Azores Airlines baut ihr Stopover-Programm zwischen Europa und Nordamerika aus. Die portugiesische Airline setzt dabei auf ein Modell ähnlich wie Icelandair.

Die portugiesische Fluggesellschaft Azores Airlines richtet ihre Strategie neu aus. Nach finanziellen Turbulenzen und einer gescheiterten Privatisierung konzentriert sich die Airline stärker auf ihr Kerngeschäft: die Anbindung der Azoren an Europa. Gleichzeitig rückt eine andere Chance stärker in den Fokus: Transatlantikflüge mit Zwischenstopp im Atlantik. Mit einem ausgebauten Stopover-Angebot will die Airline ihre geografische Lage zwischen Europa und Nordamerika gezielt nutzen.

Azores Airlines: Stopover als strategische Chance

Die Inselgruppe der Azoren liegt nahezu auf halber Strecke zwischen Europa und Nordamerika. Genau dieses geografische Potenzial will Azores Airlines künftig stärker vermarkten. Das Konzept orientiert sich dabei an einem erfolgreichen Vorbild: dem Geschäftsmodell von Icelandair.

Die isländische Fluggesellschaft verbindet seit Jahren europäische und nordamerikanische Ziele mit einem Zwischenstopp in Keflavík. Reisende können dort einen mehrtägigen Aufenthalt einlegen, ohne zusätzliche Flugkosten zu zahlen. Ein ähnliches Konzept verfolgt nun auch Azores Airlines.

Drehkreuz für diese Strategie ist der Flughafen Ponta Delgada Airport auf der Hauptinsel São Miguel.

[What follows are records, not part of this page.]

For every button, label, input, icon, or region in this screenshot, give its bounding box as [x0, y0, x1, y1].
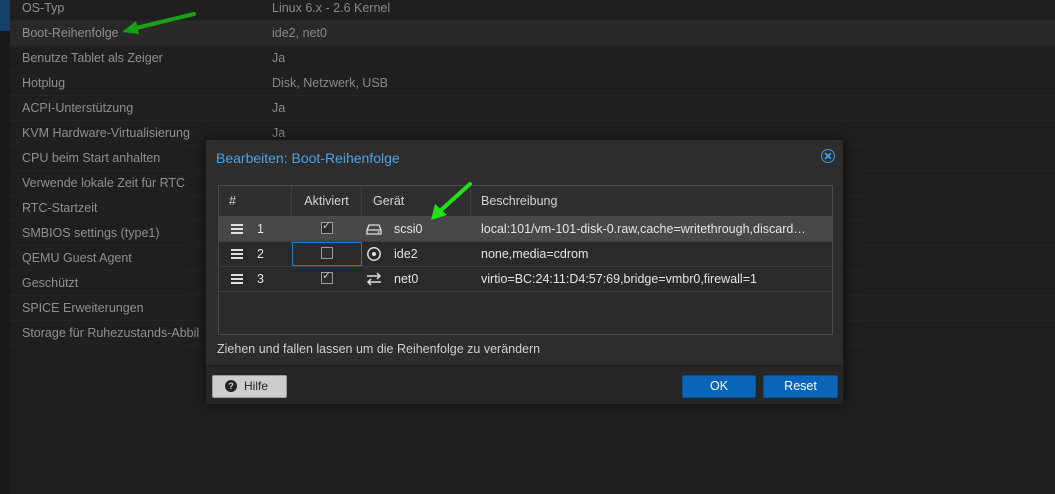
network-icon [366, 272, 382, 286]
drag-handle-icon[interactable] [231, 274, 243, 284]
boot-order-grid: # Aktiviert Gerät Beschreibung 1 scsi0 l… [218, 185, 833, 335]
drag-handle-icon[interactable] [231, 249, 243, 259]
dialog-header: Bearbeiten: Boot-Reihenfolge [206, 140, 843, 176]
device-description: none,media=cdrom [481, 247, 589, 261]
help-button[interactable]: ? Hilfe [212, 375, 287, 398]
device-name: net0 [394, 272, 419, 286]
grid-header: # Aktiviert Gerät Beschreibung [219, 186, 832, 217]
column-header-number[interactable]: # [219, 186, 292, 216]
enabled-checkbox[interactable] [321, 269, 333, 284]
table-row[interactable]: 3 net0 virtio=BC:24:11:D4:57:69,bridge=v… [219, 267, 832, 292]
enabled-checkbox[interactable] [321, 247, 333, 259]
device-name: ide2 [394, 247, 418, 261]
device-description: virtio=BC:24:11:D4:57:69,bridge=vmbr0,fi… [481, 272, 757, 286]
table-row[interactable]: 2 ide2 none,media=cdrom [219, 242, 832, 267]
ok-button[interactable]: OK [682, 375, 756, 398]
column-header-description[interactable]: Beschreibung [471, 186, 832, 216]
enabled-checkbox[interactable] [321, 219, 333, 234]
row-number: 2 [257, 247, 264, 261]
cdrom-icon [367, 247, 381, 261]
boot-order-dialog: Bearbeiten: Boot-Reihenfolge # Aktiviert… [205, 139, 844, 404]
dialog-footer: ? Hilfe OK Reset [206, 365, 843, 404]
column-header-device[interactable]: Gerät [362, 186, 471, 216]
reset-button[interactable]: Reset [763, 375, 838, 398]
device-description: local:101/vm-101-disk-0.raw,cache=writet… [481, 222, 806, 236]
row-number: 1 [257, 222, 264, 236]
hdd-icon [366, 224, 382, 235]
dialog-title: Bearbeiten: Boot-Reihenfolge [216, 150, 400, 166]
row-number: 3 [257, 272, 264, 286]
question-icon: ? [225, 380, 237, 392]
drag-handle-icon[interactable] [231, 224, 243, 234]
device-name: scsi0 [394, 222, 423, 236]
table-row[interactable]: 1 scsi0 local:101/vm-101-disk-0.raw,cach… [219, 217, 832, 242]
help-label: Hilfe [244, 379, 269, 393]
close-icon[interactable] [821, 149, 835, 163]
column-header-enabled[interactable]: Aktiviert [292, 186, 362, 216]
drag-drop-hint: Ziehen und fallen lassen um die Reihenfo… [217, 342, 541, 356]
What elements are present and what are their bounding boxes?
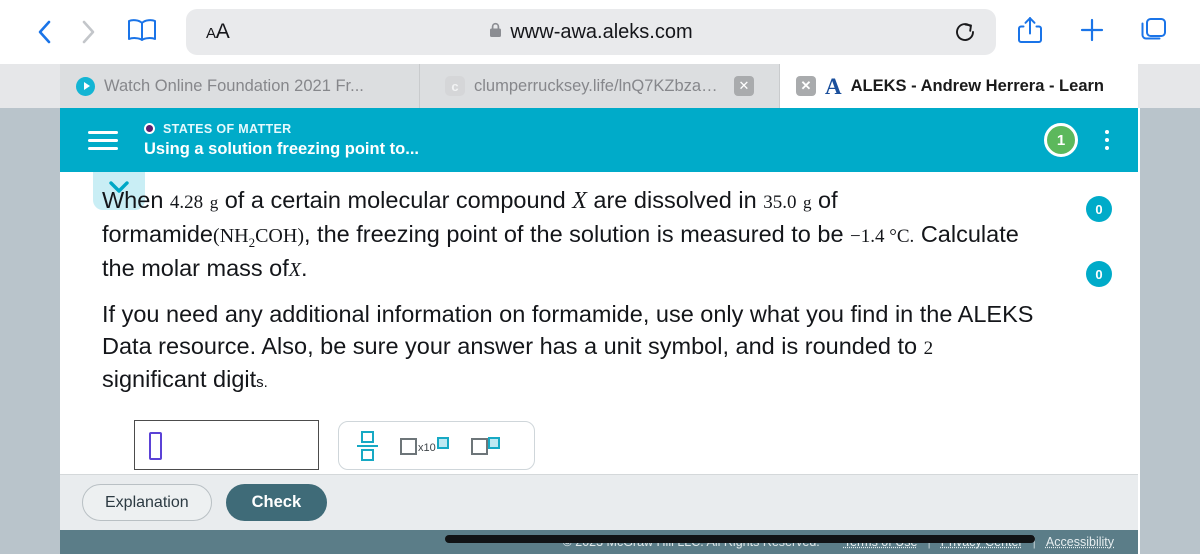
- bookmarks-button[interactable]: [116, 10, 168, 54]
- reload-icon: [952, 23, 978, 49]
- page-title: Using a solution freezing point to...: [144, 139, 419, 158]
- share-icon: [1017, 15, 1043, 50]
- question-paragraph-1: When 4.28 g of a certain molecular compo…: [102, 184, 1022, 285]
- url-text: www-awa.aleks.com: [510, 20, 693, 43]
- address-bar[interactable]: AA www-awa.aleks.com: [186, 9, 996, 55]
- q2-text-end-s: s.: [256, 373, 268, 391]
- browser-tab-2-title: clumperrucksey.life/lnQ7KZbzagh...: [474, 76, 725, 95]
- q-solvent-mass-value: 35.0: [763, 192, 797, 213]
- action-bar: Explanation Check: [60, 474, 1138, 530]
- question-area: When 4.28 g of a certain molecular compo…: [60, 172, 1138, 470]
- browser-tab-1-title: Watch Online Foundation 2021 Fr...: [104, 76, 364, 95]
- q-formula-coh: COH: [255, 225, 298, 248]
- aa-large-label: A: [215, 20, 230, 43]
- text-size-button[interactable]: AA: [206, 20, 230, 44]
- tab-bar: Watch Online Foundation 2021 Fr... c clu…: [0, 64, 1200, 108]
- browser-tab-2[interactable]: c clumperrucksey.life/lnQ7KZbzagh... ✕: [420, 64, 780, 108]
- accessibility-link[interactable]: Accessibility: [1046, 535, 1114, 549]
- q-text-c: are dissolved in: [593, 187, 757, 213]
- aleks-header-right: 1: [1044, 123, 1118, 157]
- reload-button[interactable]: [952, 19, 978, 45]
- text-caret-icon: [149, 432, 162, 460]
- browser-tool-icons: [1014, 15, 1178, 49]
- browser-tab-2-close-icon[interactable]: ✕: [734, 76, 754, 96]
- answer-row: x10: [60, 420, 1138, 470]
- hamburger-menu-icon[interactable]: [88, 123, 122, 157]
- q-mass-unit: g: [209, 193, 219, 212]
- tabs-overview-button[interactable]: [1138, 15, 1170, 49]
- hint-badge-1[interactable]: 0: [1086, 196, 1112, 222]
- q-text-e: , the freezing point of the solution is …: [303, 221, 844, 248]
- chevron-right-icon: [81, 19, 96, 45]
- topic-kicker: STATES OF MATTER: [144, 122, 1044, 136]
- q-mass-value: 4.28: [169, 192, 204, 213]
- browser-tab-3-close-icon[interactable]: ✕: [796, 76, 816, 96]
- q-compound-symbol: X: [572, 188, 587, 214]
- q-text-end: .: [300, 255, 308, 282]
- screen-root: AA www-awa.aleks.com Watch Online Founda…: [0, 0, 1200, 554]
- topic-kicker-label: STATES OF MATTER: [163, 121, 292, 136]
- more-options-icon[interactable]: [1096, 125, 1118, 155]
- new-tab-button[interactable]: [1076, 15, 1108, 49]
- aa-small-label: A: [206, 25, 216, 42]
- q-formula-open: (: [213, 225, 220, 248]
- scientific-notation-tool-button[interactable]: x10: [400, 436, 449, 455]
- url-display[interactable]: www-awa.aleks.com: [186, 21, 996, 44]
- share-button[interactable]: [1014, 15, 1046, 49]
- q-freezing-point: −1.4 °C.: [850, 226, 915, 248]
- book-icon: [126, 17, 158, 48]
- q2-text-end: significant digit: [102, 365, 257, 392]
- browser-tab-3-active[interactable]: ✕ A ALEKS - Andrew Herrera - Learn: [780, 64, 1138, 108]
- lock-icon: [489, 21, 502, 44]
- q-text-a: When: [102, 187, 164, 213]
- q-text-b: of a certain molecular compound: [224, 187, 566, 213]
- progress-badge: 1: [1044, 123, 1078, 157]
- hint-badge-2[interactable]: 0: [1086, 261, 1112, 287]
- exponent-icon: [470, 436, 500, 455]
- q-solvent-mass-unit: g: [803, 193, 812, 212]
- explanation-button[interactable]: Explanation: [82, 484, 212, 521]
- math-toolbar: x10: [338, 421, 535, 470]
- q2-text: If you need any additional information o…: [102, 301, 1034, 360]
- answer-input[interactable]: [134, 420, 319, 470]
- plus-icon: [1078, 16, 1106, 49]
- topic-dot-icon: [144, 123, 155, 134]
- scientific-notation-icon: x10: [400, 436, 449, 455]
- q-formula-close: ): [297, 225, 304, 248]
- check-button[interactable]: Check: [225, 484, 328, 521]
- browser-tab-1[interactable]: Watch Online Foundation 2021 Fr...: [60, 64, 420, 108]
- tabs-icon: [1139, 16, 1169, 49]
- q-formula-nh: NH: [219, 225, 249, 248]
- exponent-tool-button[interactable]: [470, 436, 500, 455]
- q-compound-symbol-2: X: [288, 259, 301, 282]
- play-circle-icon: [76, 76, 95, 96]
- home-indicator: [445, 535, 1035, 543]
- browser-tab-3-title: ALEKS - Andrew Herrera - Learn: [850, 76, 1104, 95]
- back-button[interactable]: [22, 10, 66, 54]
- question-paragraph-2: If you need any additional information o…: [102, 298, 1037, 395]
- sci-x10-label: x10: [418, 441, 436, 454]
- fraction-icon: [357, 430, 378, 461]
- q2-sigfig-count: 2: [923, 338, 934, 360]
- q-formula: (NH2COH): [213, 225, 304, 250]
- aleks-app-header: STATES OF MATTER Using a solution freezi…: [60, 108, 1138, 172]
- aleks-a-logo-icon: A: [825, 73, 842, 99]
- aleks-header-texts: STATES OF MATTER Using a solution freezi…: [144, 122, 1044, 159]
- chevron-left-icon: [37, 19, 52, 45]
- forward-button[interactable]: [66, 10, 110, 54]
- fraction-tool-button[interactable]: [357, 430, 378, 461]
- letter-c-icon: c: [445, 76, 465, 96]
- safari-toolbar: AA www-awa.aleks.com: [0, 0, 1200, 64]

Von dort dauert der Flug nach Lissabon rund viereinhalb Stunden, während Ziele an der US-Ostküste wie Boston in etwa fünfeinhalb Stunden erreichbar sind. Damit eignet sich der Standort ideal für Transatlantikverbindungen mit Zwischenstopp.

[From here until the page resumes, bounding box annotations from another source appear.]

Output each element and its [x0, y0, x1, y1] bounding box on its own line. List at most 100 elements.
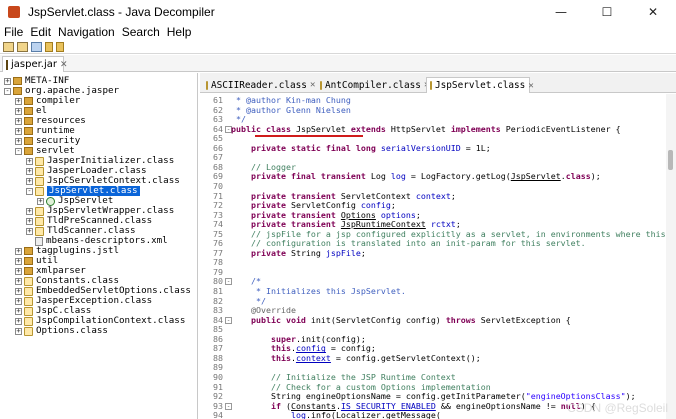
expand-icon[interactable]: + [15, 297, 22, 305]
expand-icon[interactable]: + [15, 287, 22, 295]
scrollbar-thumb[interactable] [668, 150, 673, 170]
forward-arrow-icon[interactable] [56, 41, 64, 52]
expand-icon[interactable]: + [15, 307, 22, 315]
code-line: this.context = config.getServletContext(… [270, 352, 481, 363]
open-type-icon[interactable] [17, 41, 28, 52]
expand-icon[interactable]: + [26, 207, 33, 215]
line-number: 85 [213, 324, 223, 335]
back-arrow-icon[interactable] [45, 41, 53, 52]
code-line: private static final long serialVersionU… [250, 142, 491, 153]
package-icon [13, 87, 22, 95]
tab-label: ASCIIReader.class [211, 79, 307, 91]
jar-tab[interactable]: jasper.jar ✕ [2, 56, 68, 72]
maximize-button[interactable]: ☐ [584, 0, 630, 24]
open-file-icon[interactable] [3, 41, 14, 52]
package-icon [24, 257, 33, 265]
expand-icon[interactable]: + [15, 137, 22, 145]
vertical-scrollbar[interactable] [666, 94, 676, 419]
class-file-icon [24, 286, 33, 296]
package-tree: + META-INF - org.apache.jasper + compiler + el +… [0, 73, 198, 419]
close-icon[interactable]: ✕ [310, 80, 315, 90]
expand-icon[interactable]: + [4, 77, 11, 85]
menu-bar: File Edit Navigation Search Help [0, 24, 676, 40]
line-number: 61 [213, 95, 223, 105]
class-file-icon [320, 80, 322, 90]
line-number: 67 [213, 152, 223, 163]
expand-icon[interactable]: + [26, 157, 33, 165]
tree-node[interactable]: + compiler [15, 96, 80, 106]
package-icon [24, 107, 33, 115]
collapse-icon[interactable]: - [15, 147, 22, 155]
class-file-icon [35, 206, 44, 216]
close-button[interactable]: ✕ [630, 0, 676, 24]
line-number: 94 [213, 410, 223, 419]
expand-icon[interactable]: + [26, 227, 33, 235]
jar-tab-label: jasper.jar [11, 59, 58, 70]
tab-antcompiler-class[interactable]: AntCompiler.class✕ [317, 77, 429, 93]
expand-icon[interactable]: + [15, 257, 22, 265]
code-line: log.info(Localizer.getMessage( [290, 410, 441, 419]
code-editor[interactable]: 61 * @author Kin-man Chung 62 * @author G… [200, 94, 666, 419]
class-file-icon [24, 306, 33, 316]
line-number: 76 [213, 238, 223, 249]
menu-navigation[interactable]: Navigation [58, 25, 115, 39]
menu-file[interactable]: File [4, 25, 23, 39]
class-file-icon [35, 186, 44, 196]
jar-tab-bar: jasper.jar ✕ [0, 55, 676, 72]
expand-icon[interactable]: + [15, 267, 22, 275]
watermark: CSDN @RegSoleil [567, 401, 668, 415]
expand-icon[interactable]: + [26, 177, 33, 185]
collapse-icon[interactable]: - [26, 187, 33, 195]
expand-icon[interactable]: + [15, 327, 22, 335]
expand-icon[interactable]: + [15, 107, 22, 115]
search-icon[interactable] [31, 41, 42, 52]
code-line: private final transient Log log = LogFac… [250, 171, 601, 182]
minimize-button[interactable]: — [538, 0, 584, 24]
expand-icon[interactable]: + [26, 167, 33, 175]
close-icon[interactable]: ✕ [528, 81, 533, 91]
tab-asciireader-class[interactable]: ASCIIReader.class ✕ [203, 77, 315, 93]
line-number: 65 [213, 133, 223, 144]
menu-edit[interactable]: Edit [30, 25, 51, 39]
menu-search[interactable]: Search [122, 25, 160, 39]
package-icon [24, 97, 33, 105]
package-icon [24, 117, 33, 125]
line-number: 83 [213, 305, 223, 316]
collapse-icon[interactable]: - [4, 87, 11, 95]
code-line: public class JspServlet extends HttpServ… [231, 123, 621, 134]
menu-help[interactable]: Help [167, 25, 192, 39]
title-bar: JspServlet.class - Java Decompiler — ☐ ✕ [0, 0, 676, 24]
editor-tab-bar: ASCIIReader.class✕AntCompiler.class✕JspS… [200, 73, 676, 93]
class-file-icon [24, 296, 33, 306]
tab-jspservlet-class[interactable]: JspServlet.class ✕ [426, 77, 534, 93]
class-file-icon [35, 156, 44, 166]
class-file-icon [24, 276, 33, 286]
code-line: private String jspFile; [250, 247, 366, 258]
package-icon [24, 247, 33, 255]
expand-icon[interactable]: + [15, 277, 22, 285]
expand-icon[interactable]: + [15, 247, 22, 255]
line-number: 63 [213, 114, 223, 125]
class-file-icon [206, 80, 208, 90]
tree-node[interactable]: + Options.class [15, 326, 108, 336]
expand-icon[interactable]: + [15, 117, 22, 125]
expand-icon[interactable]: + [26, 217, 33, 225]
class-file-icon [35, 216, 44, 226]
class-file-icon [24, 326, 33, 336]
line-number: 92 [213, 391, 223, 402]
line-number: 81 [213, 286, 223, 296]
jar-icon [6, 59, 8, 70]
package-icon [24, 147, 33, 155]
expand-icon[interactable]: + [37, 197, 44, 205]
expand-icon[interactable]: + [15, 317, 22, 325]
line-number: 78 [213, 257, 223, 268]
expand-icon[interactable]: + [15, 97, 22, 105]
expand-icon[interactable]: + [15, 127, 22, 135]
package-icon [24, 137, 33, 145]
close-icon[interactable]: ✕ [60, 60, 68, 70]
class-file-icon [24, 316, 33, 326]
class-file-icon [35, 166, 44, 176]
class-file-icon [430, 81, 432, 90]
tree-node-label: Options.class [36, 325, 108, 336]
tree-node[interactable]: + tagplugins.jstl [15, 246, 119, 256]
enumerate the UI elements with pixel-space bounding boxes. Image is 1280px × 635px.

Europanetz als Basis für Azores Airlines

Trotz der neuen transatlantischen Ambitionen bleibt Europa das Fundament des Streckennetzes. Neben den portugiesischen Flughäfen Porto, Lissabon und Faro bedient Azores Airlines derzeit drei weitere europäische Metropolen: Paris, Barcelona und Frankfurt.

Neue Ziele sind kurzfristig allerdings nicht geplant. Stattdessen will die Airline die bestehenden Verbindungen stabilisieren und stärker mit dem Nordamerika-Verkehr verknüpfen.

Auf der Langstrecke fliegt Azores Airlines aktuell mehrere wichtige Ziele an der nordamerikanischen Ostküste an. Dazu zählen unter anderem New York City, Boston sowie die kanadischen Metropolen Toronto und Montreal.

Flotte der Azores Airlines bleibt vorerst stabil

Technisch setzt die Airline konsequent auf eine Flotte aus Schmalrumpfflugzeugen des Herstellers Airbus. Insgesamt betreibt Azores Airlines derzeit neun Jets der A320-Familie. Dazu gehören Modelle wie der Airbus A320neo sowie der für längere Strecken optimierte Airbus A321LR.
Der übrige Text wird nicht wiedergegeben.